Let the function $f : [0, 1] \rightarrow \mathbb{R}$ be defined as

$$f(x) = \max \left\{ \frac{|x - y|}{x + y + 1} : 0 \leq y \leq 1 \right\}, \text{ for } 0 \leq x \leq 1.$$

Then which of the following statements is correct?

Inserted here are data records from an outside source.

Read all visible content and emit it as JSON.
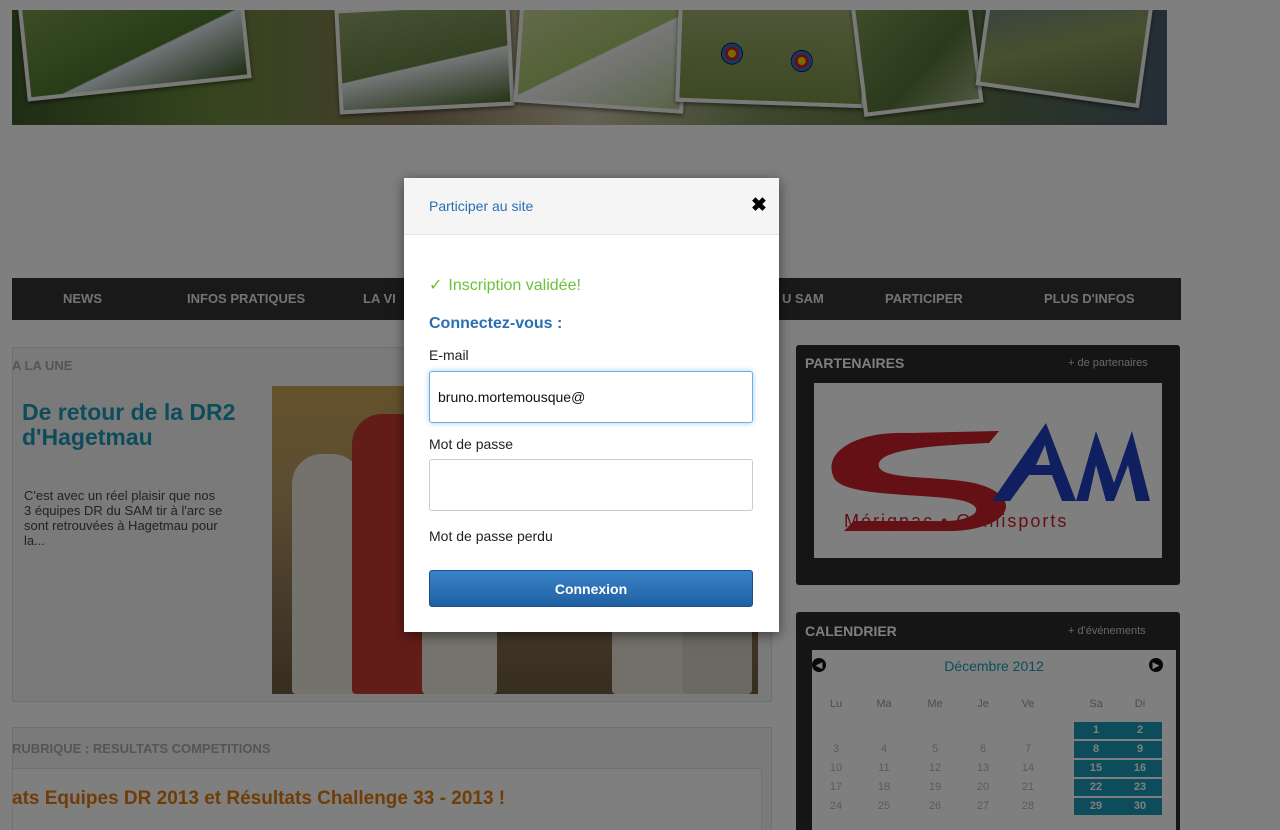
{
  "nav": {
    "items": [
      "NEWS",
      "INFOS PRATIQUES",
      "LA VI",
      "U SAM",
      "PARTICIPER",
      "PLUS D'INFOS"
    ]
  },
  "a_la_une": {
    "label": "A LA UNE",
    "title": "De retour de la DR2 d'Hagetmau",
    "excerpt": "C'est avec un réel plaisir que nos 3 équipes DR du SAM tir à l'arc se sont retrouvées à Hagetmau pour la..."
  },
  "rubrique": {
    "label": "RUBRIQUE : RESULTATS COMPETITIONS",
    "article_title": "ats Equipes DR 2013 et Résultats Challenge 33 - 2013 !"
  },
  "partenaires": {
    "label": "PARTENAIRES",
    "more": "+ de partenaires",
    "logo_main": "SAM",
    "logo_sub": "Mérignac • Omnisports"
  },
  "calendrier": {
    "label": "CALENDRIER",
    "more": "+ d'événements",
    "month": "Décembre 2012",
    "prev_icon": "chevron-left-icon",
    "next_icon": "chevron-right-icon",
    "weekdays": [
      "Lu",
      "Ma",
      "Me",
      "Je",
      "Ve",
      "Sa",
      "Di"
    ],
    "weeks": [
      [
        "",
        "",
        "",
        "",
        "",
        "1",
        "2"
      ],
      [
        "3",
        "4",
        "5",
        "6",
        "7",
        "8",
        "9"
      ],
      [
        "10",
        "11",
        "12",
        "13",
        "14",
        "15",
        "16"
      ],
      [
        "17",
        "18",
        "19",
        "20",
        "21",
        "22",
        "23"
      ],
      [
        "24",
        "25",
        "26",
        "27",
        "28",
        "29",
        "30"
      ]
    ],
    "highlight_color": "#1a9bb7"
  },
  "modal": {
    "title": "Participer au site",
    "close_icon": "close-icon",
    "success_icon": "checkmark-icon",
    "success_message": "Inscription validée!",
    "heading": "Connectez-vous :",
    "email_label": "E-mail",
    "email_value": "bruno.mortemousque@",
    "password_label": "Mot de passe",
    "password_value": "",
    "lost_password": "Mot de passe perdu",
    "submit": "Connexion",
    "accent_color": "#2a6fb5",
    "success_color": "#6cc13a"
  }
}
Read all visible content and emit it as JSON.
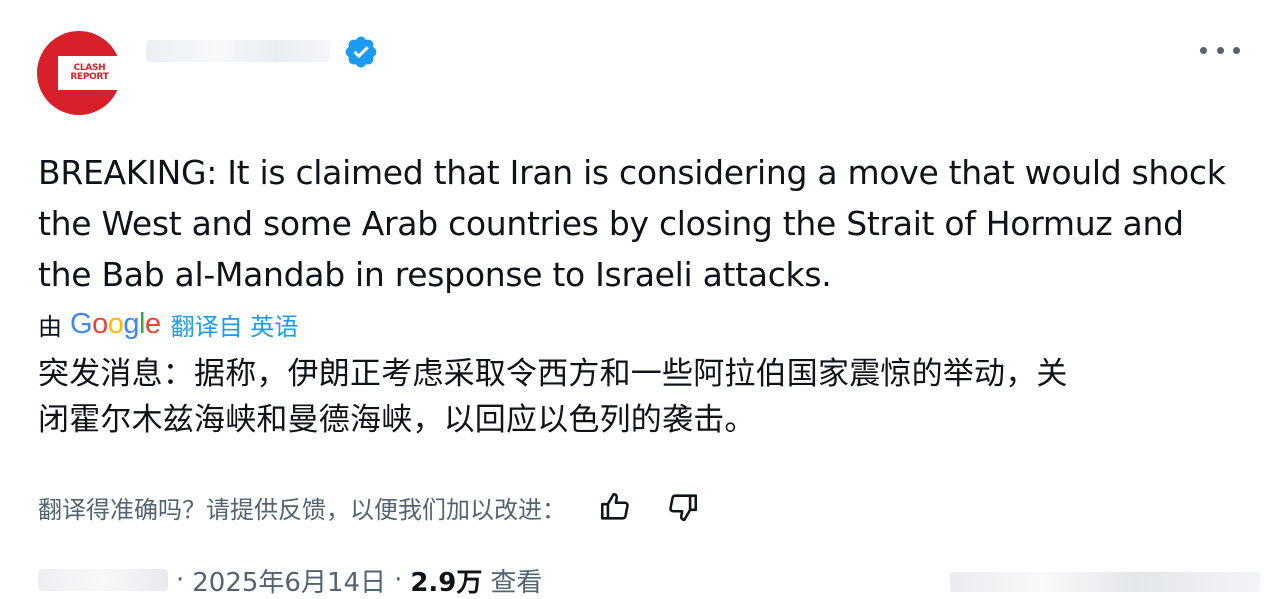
{
  "header": {
    "avatar_text_line1": "CLASH",
    "avatar_text_line2": "REPORT",
    "verified_icon": "verified-badge-icon",
    "more_icon": "more-horizontal-icon"
  },
  "tweet": {
    "lines": [
      "BREAKING: It is claimed that Iran is considering a move that would shock",
      "the West and some Arab countries by closing the Strait of Hormuz and",
      "the Bab al-Mandab in response to Israeli attacks."
    ]
  },
  "translation": {
    "by_label": "由",
    "google_label": "Google",
    "translated_from": "翻译自 英语",
    "lines": [
      "突发消息：据称，伊朗正考虑采取令西方和一些阿拉伯国家震惊的举动，关",
      "闭霍尔木兹海峡和曼德海峡，以回应以色列的袭击。"
    ]
  },
  "feedback": {
    "prompt": "翻译得准确吗？请提供反馈，以便我们加以改进：",
    "thumbs_up_icon": "thumbs-up-icon",
    "thumbs_down_icon": "thumbs-down-icon"
  },
  "meta": {
    "date": "2025年6月14日",
    "views_count": "2.9万",
    "views_label": "查看",
    "separator": "·"
  },
  "colors": {
    "accent": "#1d9bf0",
    "brand_red": "#d8202a",
    "text": "#0f1419",
    "secondary_text": "#536471"
  }
}
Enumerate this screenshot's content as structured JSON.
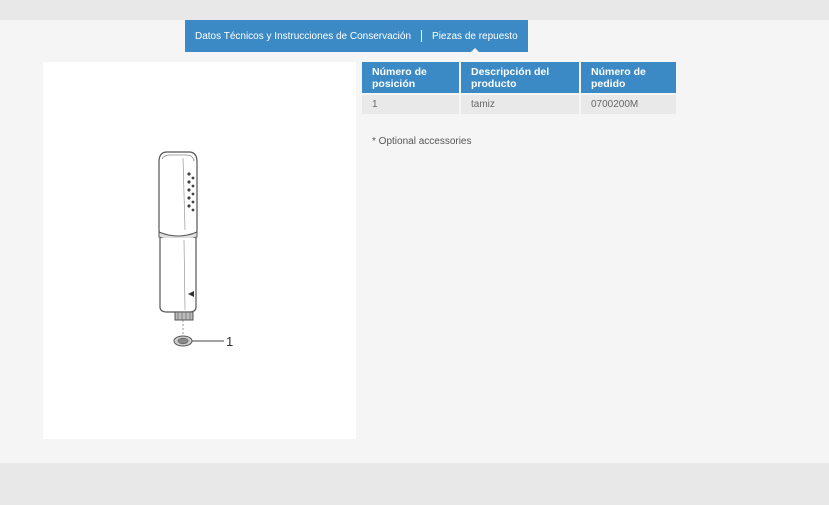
{
  "tabs": [
    {
      "label": "Datos Técnicos y Instrucciones de Conservación",
      "active": false
    },
    {
      "label": "Piezas de repuesto",
      "active": true
    }
  ],
  "figure": {
    "callouts": [
      "1"
    ]
  },
  "table": {
    "headers": [
      "Número de posición",
      "Descripción del producto",
      "Número de pedido"
    ],
    "rows": [
      [
        "1",
        "tamiz",
        "0700200M"
      ]
    ]
  },
  "note": "* Optional accessories",
  "colors": {
    "accent": "#3b8ac6",
    "row_bg": "#e9e9e9",
    "page_bg": "#f5f5f5"
  }
}
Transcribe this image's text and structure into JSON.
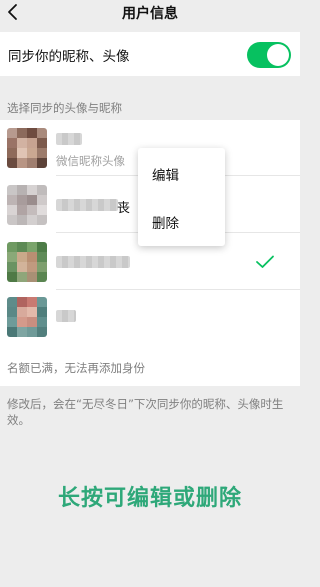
{
  "navbar": {
    "title": "用户信息",
    "back_icon": "back-chevron-icon"
  },
  "sync_setting": {
    "label": "同步你的昵称、头像",
    "enabled": true,
    "toggle_color": "#07c160"
  },
  "section_header": "选择同步的头像与昵称",
  "identities": [
    {
      "name_redacted": true,
      "subtitle": "微信昵称头像",
      "selected": false
    },
    {
      "name_redacted": true,
      "name_visible_suffix": "丧",
      "selected": false
    },
    {
      "name_redacted": true,
      "selected": true
    },
    {
      "name_redacted": true,
      "selected": false
    }
  ],
  "check_icon": "checkmark-icon",
  "accent_color": "#07c160",
  "quota_message": "名额已满，无法再添加身份",
  "notice": "修改后，会在“无尽冬日”下次同步你的昵称、头像时生效。",
  "instruction_overlay": "长按可编辑或删除",
  "context_menu": {
    "edit_label": "编辑",
    "delete_label": "删除"
  }
}
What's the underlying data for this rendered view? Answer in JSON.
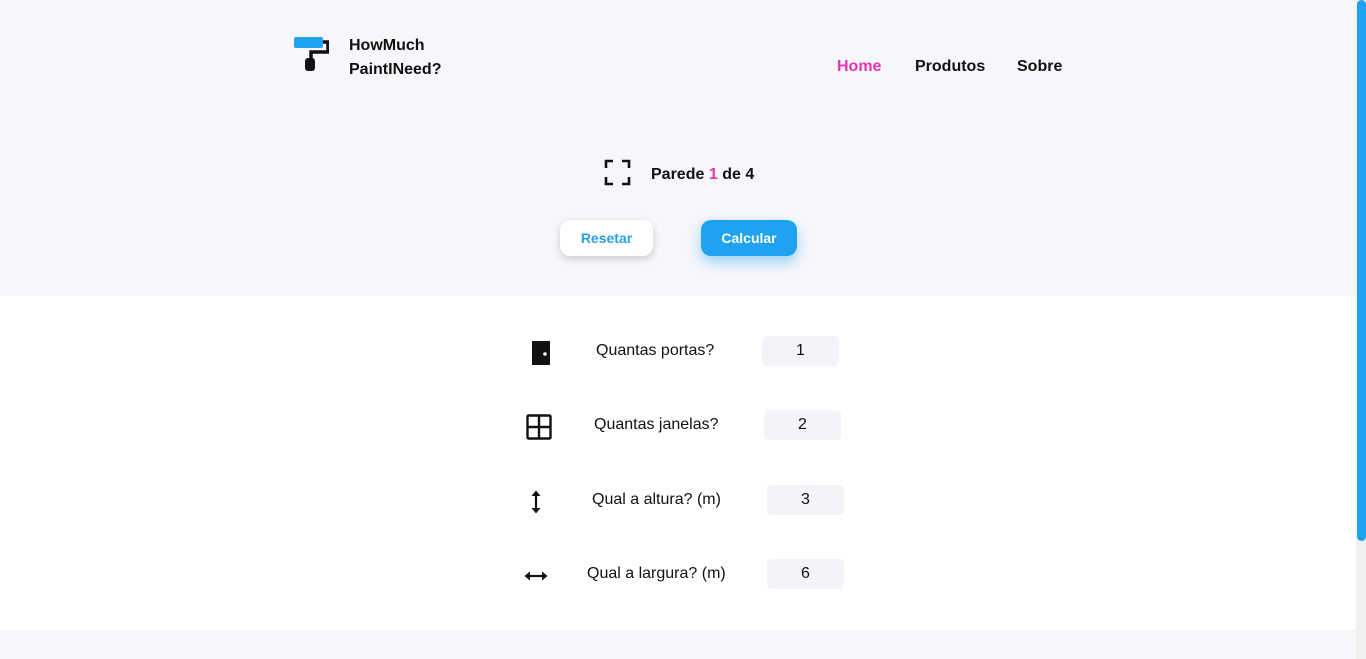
{
  "brand": {
    "line1": "HowMuch",
    "line2": "PaintINeed?",
    "logo_icon": "paint-roller-icon",
    "accent": "#1fa3f0"
  },
  "nav": {
    "home": "Home",
    "products": "Produtos",
    "about": "Sobre",
    "active_color": "#e433b5"
  },
  "wall": {
    "icon": "frame-corners-icon",
    "prefix": "Parede",
    "current": "1",
    "connector": "de",
    "total": "4"
  },
  "actions": {
    "reset": "Resetar",
    "calculate": "Calcular"
  },
  "fields": [
    {
      "icon": "door-icon",
      "label": "Quantas portas?",
      "value": "1"
    },
    {
      "icon": "window-icon",
      "label": "Quantas janelas?",
      "value": "2"
    },
    {
      "icon": "vertical-arrows-icon",
      "label": "Qual a altura? (m)",
      "value": "3"
    },
    {
      "icon": "horizontal-arrows-icon",
      "label": "Qual a largura? (m)",
      "value": "6"
    }
  ]
}
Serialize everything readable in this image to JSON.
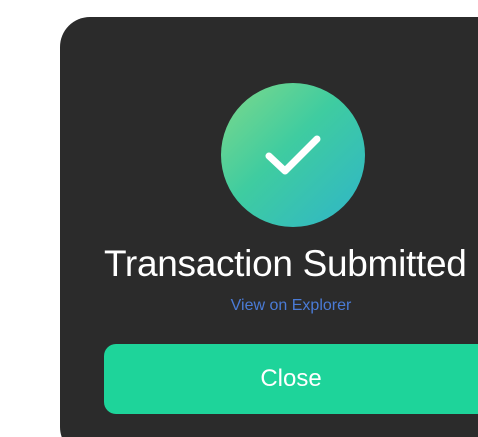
{
  "modal": {
    "title": "Transaction Submitted",
    "explorer_link": "View on Explorer",
    "close_label": "Close",
    "status_icon": "checkmark-icon"
  },
  "colors": {
    "modal_background": "#2b2b2b",
    "page_background": "#ffffff",
    "title_text": "#ffffff",
    "link": "#4a7bd6",
    "button": "#1ed49a",
    "badge_gradient": [
      "#7fd98a",
      "#3fcca0",
      "#2fb5c9"
    ]
  }
}
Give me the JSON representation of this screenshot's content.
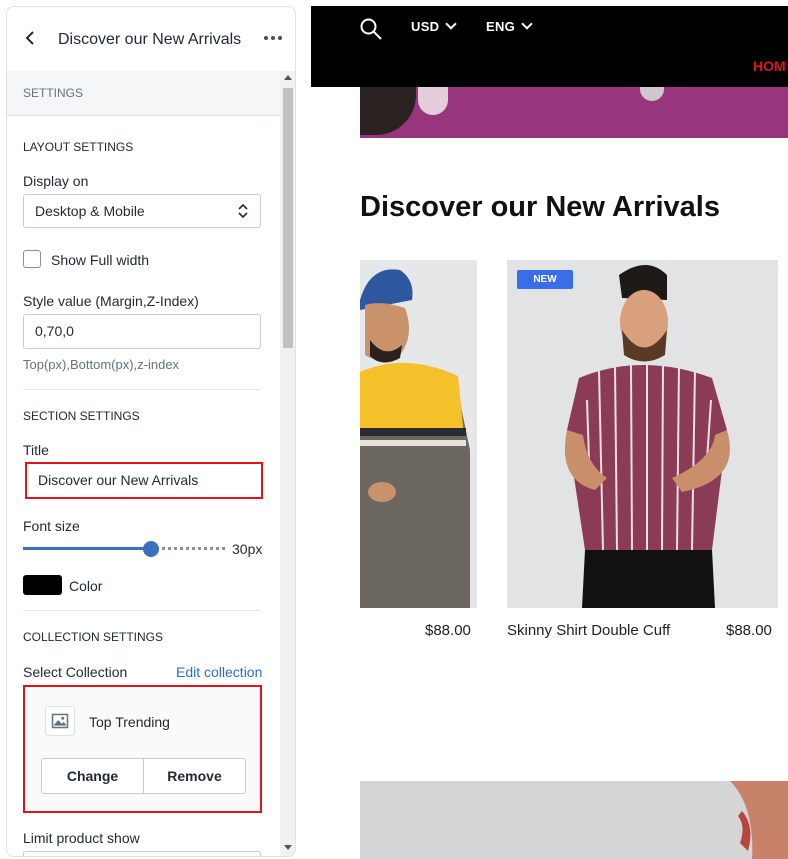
{
  "panel": {
    "title": "Discover our New Arrivals",
    "settings_label": "SETTINGS",
    "layout": {
      "heading": "LAYOUT SETTINGS",
      "display_on_label": "Display on",
      "display_on_value": "Desktop & Mobile",
      "full_width_label": "Show Full width",
      "style_label": "Style value (Margin,Z-Index)",
      "style_value": "0,70,0",
      "style_help": "Top(px),Bottom(px),z-index"
    },
    "section": {
      "heading": "SECTION SETTINGS",
      "title_label": "Title",
      "title_value": "Discover our New Arrivals",
      "font_size_label": "Font size",
      "font_size_value": "30px",
      "font_size_fraction": 0.58,
      "color_label": "Color",
      "color_value": "#000000"
    },
    "collection": {
      "heading": "COLLECTION SETTINGS",
      "select_label": "Select Collection",
      "edit_link": "Edit collection",
      "name": "Top Trending",
      "change_button": "Change",
      "remove_button": "Remove",
      "limit_label": "Limit product show"
    }
  },
  "store": {
    "currency": "USD",
    "language": "ENG",
    "nav_home": "HOM",
    "section_title": "Discover our New Arrivals",
    "products": [
      {
        "name": "",
        "price": "$88.00",
        "badge": ""
      },
      {
        "name": "Skinny Shirt Double Cuff",
        "price": "$88.00",
        "badge": "NEW"
      }
    ]
  },
  "colors": {
    "accent_blue": "#3a6ebf",
    "highlight_red": "#e0141e",
    "badge_blue": "#3a6ee8",
    "nav_red": "#e0141e",
    "banner_purple": "#97367e"
  },
  "icons": [
    "back-arrow-icon",
    "more-dots-icon",
    "select-arrows-icon",
    "image-placeholder-icon",
    "search-icon",
    "chevron-down-icon"
  ]
}
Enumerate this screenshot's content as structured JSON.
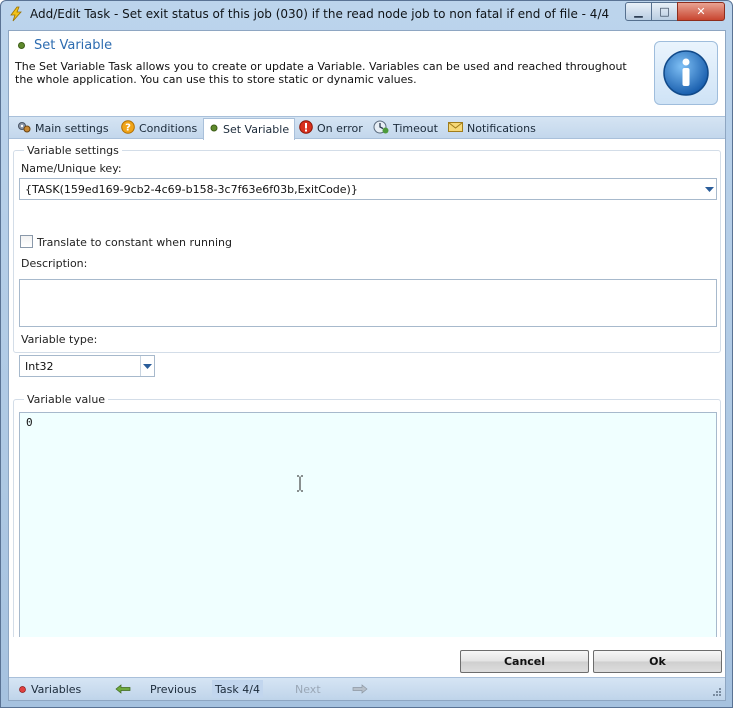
{
  "window": {
    "title": "Add/Edit Task - Set exit status of this job (030) if the  read node job to non fatal if end of file - 4/4",
    "title_icon": "lightning-icon",
    "minimize_glyph": "▁",
    "maximize_glyph": "□",
    "close_glyph": "✕"
  },
  "header": {
    "title": "Set Variable",
    "description": "The Set Variable Task allows you to create or update a Variable. Variables can be used and reached throughout the whole application. You can use this to store static or dynamic values.",
    "icon": "info-icon"
  },
  "tabs": [
    {
      "label": "Main settings",
      "icon": "gears-icon"
    },
    {
      "label": "Conditions",
      "icon": "question-icon"
    },
    {
      "label": "Set Variable",
      "icon": "bullet-icon",
      "active": true
    },
    {
      "label": "On error",
      "icon": "error-icon"
    },
    {
      "label": "Timeout",
      "icon": "clock-icon"
    },
    {
      "label": "Notifications",
      "icon": "envelope-icon"
    }
  ],
  "variable_settings": {
    "legend": "Variable settings",
    "name_label": "Name/Unique key:",
    "name_value": "{TASK(159ed169-9cb2-4c69-b158-3c7f63e6f03b,ExitCode)}",
    "translate_label": "Translate to constant when running",
    "translate_checked": false,
    "description_label": "Description:",
    "description_value": "",
    "type_label": "Variable type:",
    "type_value": "Int32"
  },
  "variable_value": {
    "legend": "Variable value",
    "value": "0"
  },
  "buttons": {
    "cancel": "Cancel",
    "ok": "Ok"
  },
  "statusbar": {
    "variables": "Variables",
    "previous": "Previous",
    "task_counter": "Task 4/4",
    "next": "Next"
  },
  "colors": {
    "accent": "#2d6cb0",
    "value_background": "#f0ffff",
    "chrome": "#bcd4ec"
  }
}
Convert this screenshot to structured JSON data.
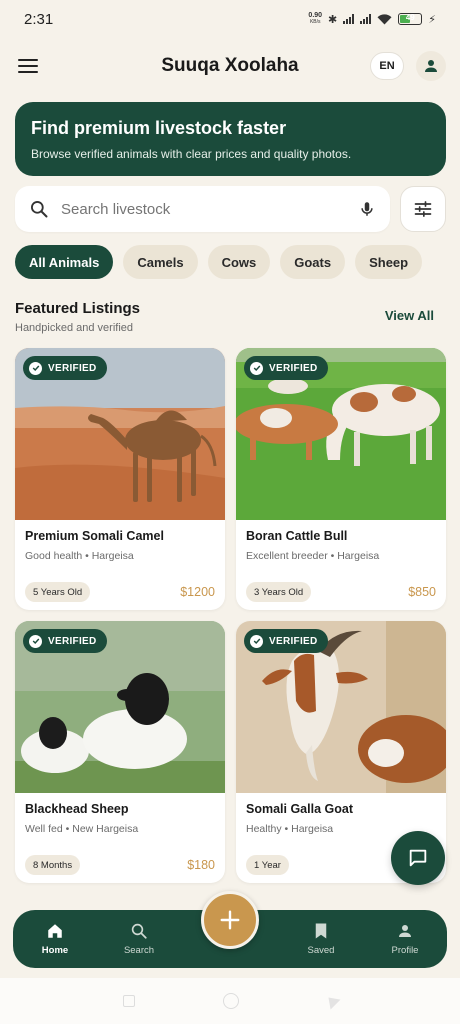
{
  "status": {
    "time": "2:31",
    "netspeed_value": "0.90",
    "netspeed_unit": "KB/s",
    "battery": "49"
  },
  "header": {
    "title": "Suuqa Xoolaha",
    "lang": "EN"
  },
  "hero": {
    "title": "Find premium livestock faster",
    "subtitle": "Browse verified animals with clear prices and quality photos."
  },
  "search": {
    "placeholder": "Search livestock"
  },
  "categories": [
    "All Animals",
    "Camels",
    "Cows",
    "Goats",
    "Sheep"
  ],
  "featured": {
    "title": "Featured Listings",
    "subtitle": "Handpicked and verified",
    "view_all": "View All"
  },
  "listings": [
    {
      "badge": "VERIFIED",
      "name": "Premium Somali Camel",
      "meta": "Good health • Hargeisa",
      "age": "5 Years Old",
      "price": "$1200"
    },
    {
      "badge": "VERIFIED",
      "name": "Boran Cattle Bull",
      "meta": "Excellent breeder • Hargeisa",
      "age": "3 Years Old",
      "price": "$850"
    },
    {
      "badge": "VERIFIED",
      "name": "Blackhead Sheep",
      "meta": "Well fed • New Hargeisa",
      "age": "8 Months",
      "price": "$180"
    },
    {
      "badge": "VERIFIED",
      "name": "Somali Galla Goat",
      "meta": "Healthy • Hargeisa",
      "age": "1 Year",
      "price": ""
    }
  ],
  "nav": {
    "home": "Home",
    "search": "Search",
    "saved": "Saved",
    "profile": "Profile"
  },
  "colors": {
    "primary": "#1b4b3b",
    "accent": "#c9974e",
    "background": "#f6f2ea",
    "chip": "#ebe4d5"
  }
}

• A. $f$ is strictly increasing on $[0, \tfrac{1}{2}]$ and strictly decreasing on $[\tfrac{1}{2}, 1]$
• B. $f$ is strictly decreasing on $[0, \tfrac{1}{2}]$ and strictly increasing on $[\tfrac{1}{2}, 1]$
• C. $f$ is strictly increasing on $\bigl[0, \tfrac{\sqrt{3}-1}{2}\bigr]$ and strictly decreasing on $\bigl[\tfrac{\sqrt{3}-1}{2}, 1\bigr]$
• D. $f$ is strictly decreasing on $\bigl[0, \tfrac{\sqrt{3}-1}{2}\bigr]$ and strictly increasing on $\bigl[\tfrac{\sqrt{3}-1}{2}, 1\bigr]$

Answer 1

Answer: (D)

$f$ is strictly decreasing on $\bigl[0, \tfrac{\sqrt{3}-1}{2}\bigr]$ and strictly increasing on $\bigl[\tfrac{\sqrt{3}-1}{2}, 1\bigr]$

Answer 2

Step 1. For fixed $x$, split the maximisation over $y\in[0,1]$ at $y=x$:

• $y\le x$: $\displaystyle \frac{|x-y|}{x+y+1}=\frac{x-y}{x+y+1}$ decreases in $y$, so its maximum is at $y=0$:
  $\;A(x)=\frac{x}{x+1}.$
• $y\ge x$: $\displaystyle \frac{|x-y|}{x+y+1}=\frac{y-x}{x+y+1}$ increases in $y$, so its maximum is at $y=1$:
  $\;B(x)=\frac{1-x}{x+2}.$

Thus

$$f(x)=\max\bigl\{A(x),\,B(x)\bigr\}.$$

Step 2. Find the switch point by solving $A(x)=B(x)$:

$$\frac{x}{x+1}=\frac{1-x}{x+2} \;\Longrightarrow\; 2x^2+2x-1=0 \;\Longrightarrow\; x=\frac{\sqrt3-1}{2}.$$

Step 3. Check monotonicity on each region:

• For $0\le x<\tfrac{\sqrt3-1}2$, $B(x)$ dominates and
  $\;B'(x)=\frac{-3}{(x+2)^2}<0$ ⇒ strictly decreasing.
• For $\tfrac{\sqrt3-1}2<x\le1$, $A(x)$ dominates and
  $\;A'(x)=\frac1{(x+1)^2}>0$ ⇒ strictly increasing.

Hence the correct behaviour is strictly decreasing on $[0,\tfrac{\sqrt3-1}{2}]$ and strictly increasing on $[\tfrac{\sqrt3-1}{2},1]$.